An attacker would typically inject malicious strings through application input fields that are processed by JPA Criteria queries. The payload would include comment-terminating characters (such as */) followed by arbitrary SQL commands, effectively bypassing the intended query structure and gaining unauthorized database access.
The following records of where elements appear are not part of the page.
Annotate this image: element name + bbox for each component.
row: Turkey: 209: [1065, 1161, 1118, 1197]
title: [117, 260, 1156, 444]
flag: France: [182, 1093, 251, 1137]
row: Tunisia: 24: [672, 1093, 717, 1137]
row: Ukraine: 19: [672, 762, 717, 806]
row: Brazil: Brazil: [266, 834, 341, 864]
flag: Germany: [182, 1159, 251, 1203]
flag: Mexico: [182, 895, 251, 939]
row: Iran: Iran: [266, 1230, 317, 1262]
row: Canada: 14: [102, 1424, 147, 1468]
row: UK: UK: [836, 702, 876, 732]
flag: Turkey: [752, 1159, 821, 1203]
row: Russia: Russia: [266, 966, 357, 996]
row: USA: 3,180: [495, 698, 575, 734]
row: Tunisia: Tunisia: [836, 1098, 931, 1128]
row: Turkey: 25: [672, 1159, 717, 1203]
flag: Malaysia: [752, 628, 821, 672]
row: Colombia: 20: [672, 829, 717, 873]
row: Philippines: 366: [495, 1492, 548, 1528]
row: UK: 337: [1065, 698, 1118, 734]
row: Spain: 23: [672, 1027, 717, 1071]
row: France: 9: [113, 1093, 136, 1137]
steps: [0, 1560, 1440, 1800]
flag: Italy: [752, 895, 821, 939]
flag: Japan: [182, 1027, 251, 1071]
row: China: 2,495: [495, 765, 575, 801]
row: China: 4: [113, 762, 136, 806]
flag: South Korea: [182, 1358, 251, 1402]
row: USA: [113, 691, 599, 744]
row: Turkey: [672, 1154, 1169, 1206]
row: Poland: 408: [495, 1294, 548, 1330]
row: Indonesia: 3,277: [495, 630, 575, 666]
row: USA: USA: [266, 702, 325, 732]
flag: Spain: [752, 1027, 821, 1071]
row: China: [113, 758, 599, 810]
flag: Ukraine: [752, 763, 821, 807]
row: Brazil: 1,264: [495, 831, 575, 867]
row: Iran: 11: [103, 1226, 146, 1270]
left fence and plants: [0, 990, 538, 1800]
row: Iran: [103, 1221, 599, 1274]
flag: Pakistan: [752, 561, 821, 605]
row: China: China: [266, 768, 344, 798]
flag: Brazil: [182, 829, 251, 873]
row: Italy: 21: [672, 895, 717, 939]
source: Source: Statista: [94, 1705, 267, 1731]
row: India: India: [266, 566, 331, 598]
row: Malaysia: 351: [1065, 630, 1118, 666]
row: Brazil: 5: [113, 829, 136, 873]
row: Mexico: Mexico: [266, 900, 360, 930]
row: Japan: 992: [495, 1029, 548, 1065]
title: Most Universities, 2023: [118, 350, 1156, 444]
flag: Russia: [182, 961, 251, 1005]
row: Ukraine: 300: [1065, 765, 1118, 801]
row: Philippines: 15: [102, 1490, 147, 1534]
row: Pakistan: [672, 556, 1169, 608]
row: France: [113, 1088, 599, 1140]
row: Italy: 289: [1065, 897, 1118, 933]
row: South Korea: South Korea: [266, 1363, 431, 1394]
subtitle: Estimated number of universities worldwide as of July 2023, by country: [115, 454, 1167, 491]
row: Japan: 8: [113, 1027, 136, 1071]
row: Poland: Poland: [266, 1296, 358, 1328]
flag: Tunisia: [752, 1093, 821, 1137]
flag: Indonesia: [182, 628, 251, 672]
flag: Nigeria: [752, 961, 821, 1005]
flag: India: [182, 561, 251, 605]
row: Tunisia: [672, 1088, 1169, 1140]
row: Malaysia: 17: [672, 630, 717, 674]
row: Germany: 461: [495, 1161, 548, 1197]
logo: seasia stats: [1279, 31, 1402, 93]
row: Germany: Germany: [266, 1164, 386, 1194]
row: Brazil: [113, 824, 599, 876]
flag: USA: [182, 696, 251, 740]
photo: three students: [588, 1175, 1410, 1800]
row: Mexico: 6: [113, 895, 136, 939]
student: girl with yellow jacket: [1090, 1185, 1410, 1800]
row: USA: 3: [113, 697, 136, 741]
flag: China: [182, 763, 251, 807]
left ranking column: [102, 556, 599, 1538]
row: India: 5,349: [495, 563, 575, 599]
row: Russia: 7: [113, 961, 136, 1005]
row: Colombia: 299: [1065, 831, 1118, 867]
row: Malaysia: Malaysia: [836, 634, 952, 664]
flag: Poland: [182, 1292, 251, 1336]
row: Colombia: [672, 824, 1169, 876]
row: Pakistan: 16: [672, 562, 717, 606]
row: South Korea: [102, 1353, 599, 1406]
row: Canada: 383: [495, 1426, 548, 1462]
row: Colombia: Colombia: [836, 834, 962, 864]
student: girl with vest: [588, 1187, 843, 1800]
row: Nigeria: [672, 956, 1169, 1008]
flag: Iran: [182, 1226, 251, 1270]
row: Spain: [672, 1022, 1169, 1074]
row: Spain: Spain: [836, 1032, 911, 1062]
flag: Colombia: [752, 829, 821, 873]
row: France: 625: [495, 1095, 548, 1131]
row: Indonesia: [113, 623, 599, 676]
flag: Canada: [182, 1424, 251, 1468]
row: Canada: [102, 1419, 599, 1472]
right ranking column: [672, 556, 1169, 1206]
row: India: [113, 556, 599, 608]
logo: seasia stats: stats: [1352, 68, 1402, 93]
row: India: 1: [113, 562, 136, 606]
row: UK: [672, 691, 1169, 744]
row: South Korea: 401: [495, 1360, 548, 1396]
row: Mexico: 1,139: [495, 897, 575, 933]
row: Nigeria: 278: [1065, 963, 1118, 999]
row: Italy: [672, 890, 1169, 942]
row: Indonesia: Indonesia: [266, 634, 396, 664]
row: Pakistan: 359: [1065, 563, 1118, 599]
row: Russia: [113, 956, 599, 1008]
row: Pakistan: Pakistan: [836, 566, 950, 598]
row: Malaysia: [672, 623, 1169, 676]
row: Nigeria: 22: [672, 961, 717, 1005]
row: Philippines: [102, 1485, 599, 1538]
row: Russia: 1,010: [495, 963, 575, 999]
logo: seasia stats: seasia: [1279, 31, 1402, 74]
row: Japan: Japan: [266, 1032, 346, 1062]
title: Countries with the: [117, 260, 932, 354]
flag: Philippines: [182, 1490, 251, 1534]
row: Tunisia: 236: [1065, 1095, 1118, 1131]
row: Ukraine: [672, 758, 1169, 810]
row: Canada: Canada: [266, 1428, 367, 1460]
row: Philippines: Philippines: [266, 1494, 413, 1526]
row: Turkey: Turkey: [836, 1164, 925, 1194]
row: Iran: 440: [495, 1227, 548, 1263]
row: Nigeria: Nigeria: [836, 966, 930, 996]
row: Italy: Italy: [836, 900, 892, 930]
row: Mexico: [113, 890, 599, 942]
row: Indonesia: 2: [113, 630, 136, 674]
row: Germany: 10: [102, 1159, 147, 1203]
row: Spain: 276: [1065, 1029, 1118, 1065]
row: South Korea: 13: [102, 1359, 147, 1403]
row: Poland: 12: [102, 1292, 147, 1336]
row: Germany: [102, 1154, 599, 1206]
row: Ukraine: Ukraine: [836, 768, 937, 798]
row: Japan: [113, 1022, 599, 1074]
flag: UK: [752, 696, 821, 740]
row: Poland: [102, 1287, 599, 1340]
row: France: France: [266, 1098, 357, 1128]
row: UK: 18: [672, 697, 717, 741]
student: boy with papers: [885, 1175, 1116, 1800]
Detection Methods for CVE-2020-25638
Indicators of Compromise
- Unusual database query patterns containing SQL comment sequences (/*, */) in application logs
- Database access logs showing queries with unexpected data extraction or modification operations
- Application error logs indicating SQL syntax errors from malformed injection attempts
- Evidence of data exfiltration or unauthorized database modifications
Detection Strategies
- Implement database activity monitoring to detect anomalous SQL query patterns and comment-based injection attempts
- Review application logs for suspicious input containing SQL comment escape sequences
- Deploy web application firewalls (WAF) with rules to detect SQL injection patterns in JPA/Hibernate contexts
- Use SentinelOne Singularity platform to monitor for behavioral indicators of SQL injection exploitation
Monitoring Recommendations
- Enable detailed logging for Hibernate ORM query generation to identify suspicious literal handling
- Monitor database audit logs for unauthorized data access or modification attempts
- Implement alerting for applications using vulnerable Hibernate ORM versions in production environments
- Correlate web application and database logs to identify injection attack chains
How to Mitigate CVE-2020-25638
Immediate Actions Required
- Upgrade Hibernate ORM to version 5.4.24.Final or later immediately
- Review and audit all JPA Criteria API usage in applications for potential exposure
- Implement input validation and parameterized queries as defense-in-depth measures
- Apply vendor-specific patches from Oracle, Debian, and other affected product vendors
Patch Information
Hibernate has released version 5.4.24.Final which addresses this SQL injection vulnerability. Organizations using affected Oracle products should apply the patches from the Oracle July 2021 CPU Alert, Oracle April 2022 CPU Alert, and Oracle July 2022 CPU Alert. Debian users should refer to Debian Security Advisory DSA-4908 and the Debian LTS Announcement for package updates.
Workarounds
- Implement strict input validation to sanitize all user-supplied data before use in JPA Criteria queries
- Use parameterized queries exclusively and avoid string concatenation in query construction
- Deploy web application firewalls to filter SQL injection patterns at the network perimeter
- Consider implementing database-level stored procedures to limit direct query manipulation
# Configuration example
# Maven dependency update for Hibernate ORM
# Update pom.xml to use patched version:
# <dependency>
# <groupId>org.hibernate</groupId>
# <artifactId>hibernate-core</artifactId>
# <version>5.4.24.Final</version>
# </dependency>
# Verify Hibernate version in application
mvn dependency:tree | grep hibernate-core
# For Gradle projects, update build.gradle:
# implementation 'org.hibernate:hibernate-core:5.4.24.Final'
Disclaimer: This content was generated using AI. While we strive for accuracy, please verify critical information with official sources.